ECONOMICS SEMINAR SERIES (ESS) - 2025/2026
Speaker: Rui Baptista (University of Lisbon)
Title: Founder Networks and the Startup Wage Premium
Abstract:
The compensation structure of startups remains a subject of considerable debate. This study moves beyond the unresolved debate over the startup wage premium (or penalty) by proposing a new, relational micro-foundation for wage setting in new ventures. We first investigate whether a shared prior employment history between a startup’s founder and an employee generates a discernible wage premium. We document evidence for such a premium and argue that this premium arises from relational contracting, where trust and private information create economic value.

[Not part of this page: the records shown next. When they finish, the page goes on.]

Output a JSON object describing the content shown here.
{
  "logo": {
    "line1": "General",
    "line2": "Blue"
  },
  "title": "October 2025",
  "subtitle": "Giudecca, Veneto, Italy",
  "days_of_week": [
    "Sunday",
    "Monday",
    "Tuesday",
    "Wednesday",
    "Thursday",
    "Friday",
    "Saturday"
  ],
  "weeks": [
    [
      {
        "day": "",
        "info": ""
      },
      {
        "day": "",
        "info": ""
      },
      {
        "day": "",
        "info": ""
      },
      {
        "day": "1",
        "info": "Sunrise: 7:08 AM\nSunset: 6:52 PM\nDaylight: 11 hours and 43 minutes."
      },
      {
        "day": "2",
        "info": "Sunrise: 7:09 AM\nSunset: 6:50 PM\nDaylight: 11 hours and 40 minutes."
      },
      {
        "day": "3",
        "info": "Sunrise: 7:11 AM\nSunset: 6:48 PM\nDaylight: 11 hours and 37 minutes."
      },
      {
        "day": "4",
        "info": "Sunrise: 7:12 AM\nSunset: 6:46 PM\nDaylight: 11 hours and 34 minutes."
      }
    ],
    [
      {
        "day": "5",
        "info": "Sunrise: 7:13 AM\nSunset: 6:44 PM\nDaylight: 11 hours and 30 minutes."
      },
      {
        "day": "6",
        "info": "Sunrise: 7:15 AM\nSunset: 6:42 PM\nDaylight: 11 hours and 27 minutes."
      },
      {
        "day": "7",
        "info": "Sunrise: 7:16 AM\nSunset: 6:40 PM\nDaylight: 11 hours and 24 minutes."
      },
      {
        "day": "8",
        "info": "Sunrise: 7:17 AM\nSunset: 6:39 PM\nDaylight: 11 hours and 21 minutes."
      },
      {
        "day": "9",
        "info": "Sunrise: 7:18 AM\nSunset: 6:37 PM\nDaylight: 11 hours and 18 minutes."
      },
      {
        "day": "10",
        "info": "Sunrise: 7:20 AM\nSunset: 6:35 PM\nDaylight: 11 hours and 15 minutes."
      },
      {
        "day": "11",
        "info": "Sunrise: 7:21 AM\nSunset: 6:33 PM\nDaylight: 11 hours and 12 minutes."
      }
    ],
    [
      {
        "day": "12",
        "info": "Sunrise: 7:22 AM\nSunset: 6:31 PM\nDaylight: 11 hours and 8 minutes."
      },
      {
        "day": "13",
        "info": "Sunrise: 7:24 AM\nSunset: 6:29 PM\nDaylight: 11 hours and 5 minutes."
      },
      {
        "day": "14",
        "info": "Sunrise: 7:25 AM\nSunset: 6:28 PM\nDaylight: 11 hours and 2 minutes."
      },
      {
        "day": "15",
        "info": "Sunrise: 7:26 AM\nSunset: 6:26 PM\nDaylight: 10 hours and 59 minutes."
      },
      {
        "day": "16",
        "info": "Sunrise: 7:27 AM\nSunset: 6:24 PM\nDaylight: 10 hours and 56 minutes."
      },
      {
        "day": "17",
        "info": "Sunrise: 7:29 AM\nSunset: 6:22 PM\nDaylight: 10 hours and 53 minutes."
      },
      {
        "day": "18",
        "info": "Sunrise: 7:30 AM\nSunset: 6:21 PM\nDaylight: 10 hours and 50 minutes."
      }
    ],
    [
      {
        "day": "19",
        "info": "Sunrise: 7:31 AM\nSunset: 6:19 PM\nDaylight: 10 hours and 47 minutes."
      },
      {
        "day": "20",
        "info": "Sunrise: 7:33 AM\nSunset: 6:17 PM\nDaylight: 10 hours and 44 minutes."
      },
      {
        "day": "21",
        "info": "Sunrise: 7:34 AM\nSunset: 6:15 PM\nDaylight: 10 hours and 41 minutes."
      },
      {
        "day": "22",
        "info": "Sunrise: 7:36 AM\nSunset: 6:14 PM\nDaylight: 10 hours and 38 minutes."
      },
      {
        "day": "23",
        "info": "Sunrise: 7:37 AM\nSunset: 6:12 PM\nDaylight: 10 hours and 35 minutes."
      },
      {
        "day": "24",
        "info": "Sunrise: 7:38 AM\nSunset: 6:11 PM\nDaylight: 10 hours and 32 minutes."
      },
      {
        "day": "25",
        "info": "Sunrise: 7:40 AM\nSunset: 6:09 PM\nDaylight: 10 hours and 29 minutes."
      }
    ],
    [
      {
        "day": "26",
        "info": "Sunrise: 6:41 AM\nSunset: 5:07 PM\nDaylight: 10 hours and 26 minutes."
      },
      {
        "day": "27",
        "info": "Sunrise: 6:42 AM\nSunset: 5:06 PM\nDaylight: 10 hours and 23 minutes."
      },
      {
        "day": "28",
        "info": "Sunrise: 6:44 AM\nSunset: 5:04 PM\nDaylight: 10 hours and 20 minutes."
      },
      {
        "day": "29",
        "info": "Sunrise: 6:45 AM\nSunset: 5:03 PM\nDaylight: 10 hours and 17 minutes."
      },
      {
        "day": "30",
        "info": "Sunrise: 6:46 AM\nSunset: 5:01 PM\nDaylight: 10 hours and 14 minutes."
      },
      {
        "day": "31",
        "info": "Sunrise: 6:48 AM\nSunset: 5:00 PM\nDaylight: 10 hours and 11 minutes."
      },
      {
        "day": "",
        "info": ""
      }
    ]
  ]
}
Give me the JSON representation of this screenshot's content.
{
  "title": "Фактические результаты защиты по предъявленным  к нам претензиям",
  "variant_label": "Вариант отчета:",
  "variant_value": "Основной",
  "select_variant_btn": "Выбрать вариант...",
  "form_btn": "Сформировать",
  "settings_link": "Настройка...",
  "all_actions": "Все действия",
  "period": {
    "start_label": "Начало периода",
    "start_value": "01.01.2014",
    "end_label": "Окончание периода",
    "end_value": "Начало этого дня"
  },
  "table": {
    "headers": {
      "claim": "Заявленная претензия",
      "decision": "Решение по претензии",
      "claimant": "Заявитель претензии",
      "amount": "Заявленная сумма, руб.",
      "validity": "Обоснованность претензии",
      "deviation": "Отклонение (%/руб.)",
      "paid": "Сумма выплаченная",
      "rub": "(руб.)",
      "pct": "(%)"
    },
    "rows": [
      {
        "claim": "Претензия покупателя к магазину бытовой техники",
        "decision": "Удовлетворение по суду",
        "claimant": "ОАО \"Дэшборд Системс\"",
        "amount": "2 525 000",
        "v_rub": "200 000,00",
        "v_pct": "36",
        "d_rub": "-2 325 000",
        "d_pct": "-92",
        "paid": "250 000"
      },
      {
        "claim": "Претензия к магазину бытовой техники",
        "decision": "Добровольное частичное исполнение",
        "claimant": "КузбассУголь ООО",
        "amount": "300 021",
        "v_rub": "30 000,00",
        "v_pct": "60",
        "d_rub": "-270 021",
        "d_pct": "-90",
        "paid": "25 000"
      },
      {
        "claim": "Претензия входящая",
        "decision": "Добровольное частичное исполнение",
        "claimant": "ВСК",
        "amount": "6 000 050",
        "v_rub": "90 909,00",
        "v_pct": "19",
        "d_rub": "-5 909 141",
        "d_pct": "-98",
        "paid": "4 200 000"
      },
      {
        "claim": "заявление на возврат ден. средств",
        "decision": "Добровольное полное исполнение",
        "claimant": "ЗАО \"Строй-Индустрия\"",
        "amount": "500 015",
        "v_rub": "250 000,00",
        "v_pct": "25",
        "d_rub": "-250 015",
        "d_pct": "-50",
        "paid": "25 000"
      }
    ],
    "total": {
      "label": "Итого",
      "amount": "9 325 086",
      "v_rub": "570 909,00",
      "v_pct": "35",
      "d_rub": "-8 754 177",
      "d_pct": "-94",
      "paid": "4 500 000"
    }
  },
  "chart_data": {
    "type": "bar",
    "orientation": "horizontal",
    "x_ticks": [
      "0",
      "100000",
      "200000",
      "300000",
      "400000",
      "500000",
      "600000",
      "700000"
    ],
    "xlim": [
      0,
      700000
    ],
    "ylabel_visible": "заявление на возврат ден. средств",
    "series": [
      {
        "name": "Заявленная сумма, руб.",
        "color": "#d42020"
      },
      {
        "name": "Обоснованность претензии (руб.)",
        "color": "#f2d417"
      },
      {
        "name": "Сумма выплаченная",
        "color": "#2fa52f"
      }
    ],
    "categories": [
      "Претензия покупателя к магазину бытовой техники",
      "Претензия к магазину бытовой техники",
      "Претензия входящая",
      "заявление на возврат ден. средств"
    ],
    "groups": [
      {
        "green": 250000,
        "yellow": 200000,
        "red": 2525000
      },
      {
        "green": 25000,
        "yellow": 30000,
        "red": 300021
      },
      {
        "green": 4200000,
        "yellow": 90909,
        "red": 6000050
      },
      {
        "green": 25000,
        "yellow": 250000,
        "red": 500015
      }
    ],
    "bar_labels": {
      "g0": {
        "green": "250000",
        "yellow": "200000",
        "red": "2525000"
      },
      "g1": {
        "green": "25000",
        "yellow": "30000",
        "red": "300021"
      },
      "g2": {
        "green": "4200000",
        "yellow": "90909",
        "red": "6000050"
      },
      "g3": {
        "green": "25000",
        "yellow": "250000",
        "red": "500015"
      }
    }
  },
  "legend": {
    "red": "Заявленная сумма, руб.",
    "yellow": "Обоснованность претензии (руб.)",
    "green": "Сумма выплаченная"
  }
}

Using comprehensive matched employer-employee data from Sweden and Portugal, we find compelling evidence of a founder’s network wage premium. Employees who share a prior employment history with a startup’s founder earn a statistically and economically significant wage premium of approximately 4% in Sweden and 2% in Portugal, even after controlling for extensive worker and firm fixed effects. This premium is largest when asymmetric information and uncertainty are highest—in a startup’s earliest years and for critical, high-skill managerial and technical roles. Furthermore, it increases with the strength of the prior tie, consistent with a mechanism based on trust and superior information.
To test the durability of this relational rent, we then exploit the pivotal event of founder-CEO succession. This transition provides a natural experiment to analyze how the wage premium changes once the founder’s direct influence and idiosyncratic knowledge are removed. Using data for both Swedish and Portuguese startups we provide evidence that the relational wage premium is not a permanent feature but is, in fact, contingent on the founder’s continued presence. The premium erodes following the founder’s replacement by a professional, external CEO. This “smoking gun” evidence suggests that the premium is a payment for an asset—the founder’s private information and trust—that is embodied in the founder and is not fully transferable to the organization as it professionalizes.